As informações recolhidas foram redigidas em uma carta destinada às autoridades políticas, de vereadores à presidência, assinada como “Mães da periferia de São Paulo”, na qual pediam uma resolução para a carestia da vida e reivindicavam o aumento do salário mínimo. Foi a primeira de uma série de cartas e abaixo-assinados enviados para as autoridades – mas as ações do movimento foram muito além da redação de cartas.
Uma marca da prática social nas CEBs foi a solidariedade e ajuda mútua entre as suas participantes, sendo frequentes os mutirões para a construção de casas e espaços comunitários. Tratava-se, em primeiro lugar, de uma questão de necessidade. As condições de habitação eram precárias, os bairros isolados da cidade, com pouca ou nenhuma infraestrutura. Poucas das suas vias principais eram asfaltadas e só nelas era possível encontrar alguma linha de transporte público. A falta de serviços públicos e a distância dos centros comerciais não só tornava a vida na periferia mais dura, como também tornava o custo de vida ainda mais caro do que no centro, como o próprio movimento demonstrou na sua primeira pesquisa de preços.
Da mesma forma que as comunidades se mobilizavam em mutirões para sanar ou minimizar seus problemas com habitação, essa realidade fez emergir outra prática do movimento: os mutirões de compras comunitárias, com viagens ao centro da cidade para fazer compras no atacado para um grande número de famílias. Mais que uma economia nos gastos, o movimento organizava a comunidade, fomentava a solidariedade entre as famílias e abria espaços de conscientização sobre o problema da carestia.
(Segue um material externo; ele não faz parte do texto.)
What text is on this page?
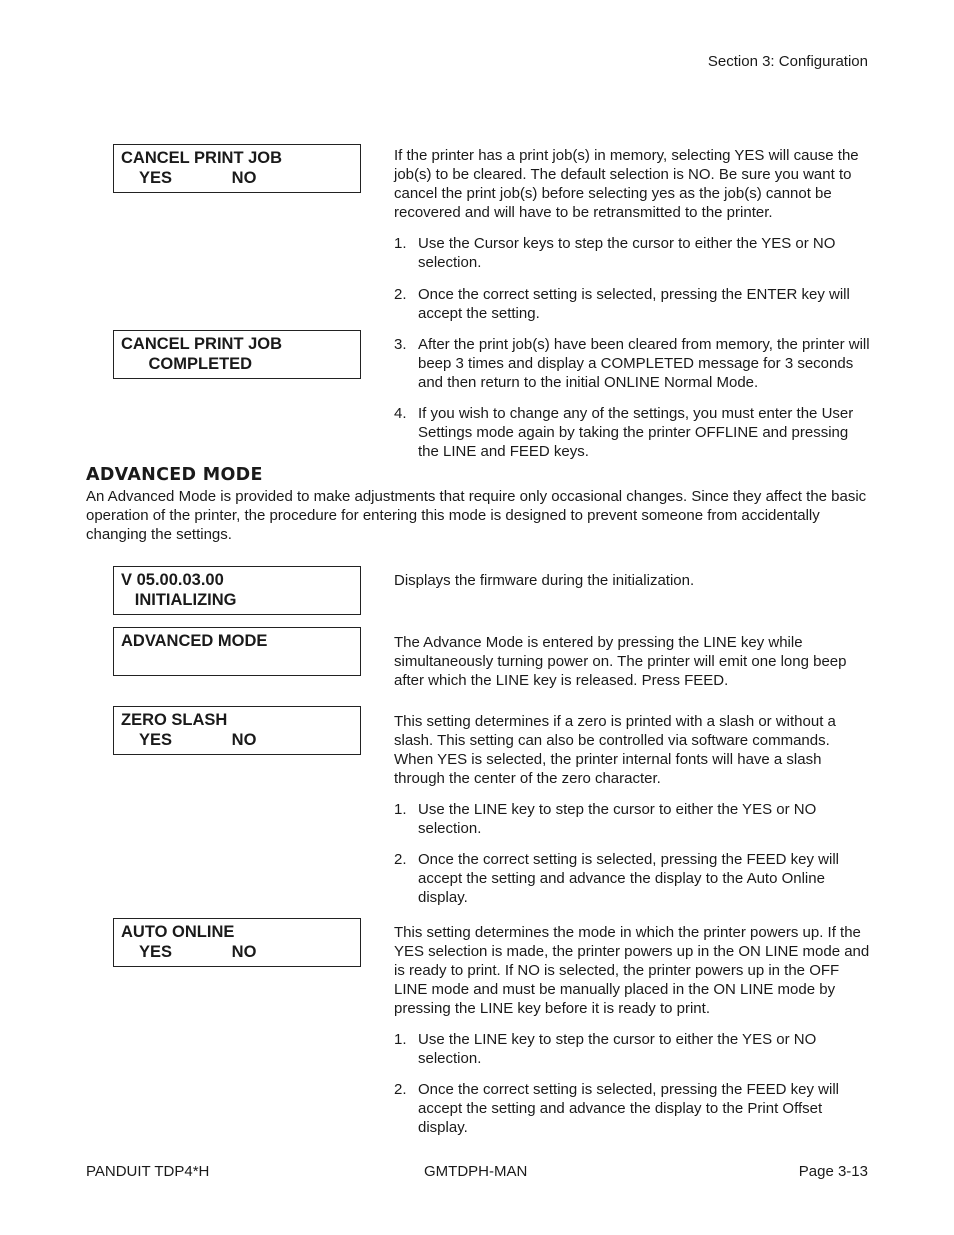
Section 3: Configuration
CANCEL PRINT JOB
YES             NO

If the printer has a print job(s) in memory, selecting YES will cause the job(s) to be cleared. The default selection is NO. Be sure you want to cancel the print job(s) before selecting yes as the job(s) cannot be recovered and will have to be retransmitted to the printer.

1. Use the Cursor keys to step the cursor to either the YES or NO selection.
2. Once the correct setting is selected, pressing the ENTER key will accept the setting.
CANCEL PRINT JOB
COMPLETED
3. After the print job(s) have been cleared from memory, the printer will beep 3 times and display a COMPLETED message for 3 seconds and then return to the initial ONLINE Normal Mode.
4. If you wish to change any of the settings, you must enter the User Settings mode again by taking the printer OFFLINE and pressing the LINE and FEED keys.
ADVANCED MODE
An Advanced Mode is provided to make adjustments that require only occasional changes. Since they affect the basic operation of the printer, the procedure for entering this mode is designed to prevent someone from accidentally changing the settings.
V 05.00.03.00
INITIALIZING

Displays the firmware during the initialization.

ADVANCED MODE	The Advance Mode is entered by pressing the LINE key while simultaneously turning power on. The printer will emit one long beep after which the LINE key is released. Press FEED.

ZERO SLASH
YES             NO

This setting determines if a zero is printed with a slash or without a slash. This setting can also be controlled via software commands. When YES is selected, the printer internal fonts will have a slash through the center of the zero character.

1. Use the LINE key to step the cursor to either the YES or NO selection.
2. Once the correct setting is selected, pressing the FEED key will accept the setting and advance the display to the Auto Online display.
AUTO ONLINE
YES             NO

This setting determines the mode in which the printer powers up. If the YES selection is made, the printer powers up in the ON LINE mode and is ready to print. If NO is selected, the printer powers up in the OFF LINE mode and must be manually placed in the ON LINE mode by pressing the LINE key before it is ready to print.

1. Use the LINE key to step the cursor to either the YES or NO selection.
2. Once the correct setting is selected, pressing the FEED key will accept the setting and advance the display to the Print Offset display.
PANDUIT TDP4*H	GMTDPH-MAN	Page 3-13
O mesmo espírito de solidariedade era fomentado através de atividades nos bairros, de festas a momentos de formação política. O movimento também investiu fortemente na construção de um imaginário popular sobre o custo de vida, produzindo cartilhas, charges, paródias de músicas, e até peças de teatro que circularam por várias cidades. Com todas essas ações, se colocou de forma ativa na disputa pública, contra os agentes do Estado, a respeito do problema da carestia.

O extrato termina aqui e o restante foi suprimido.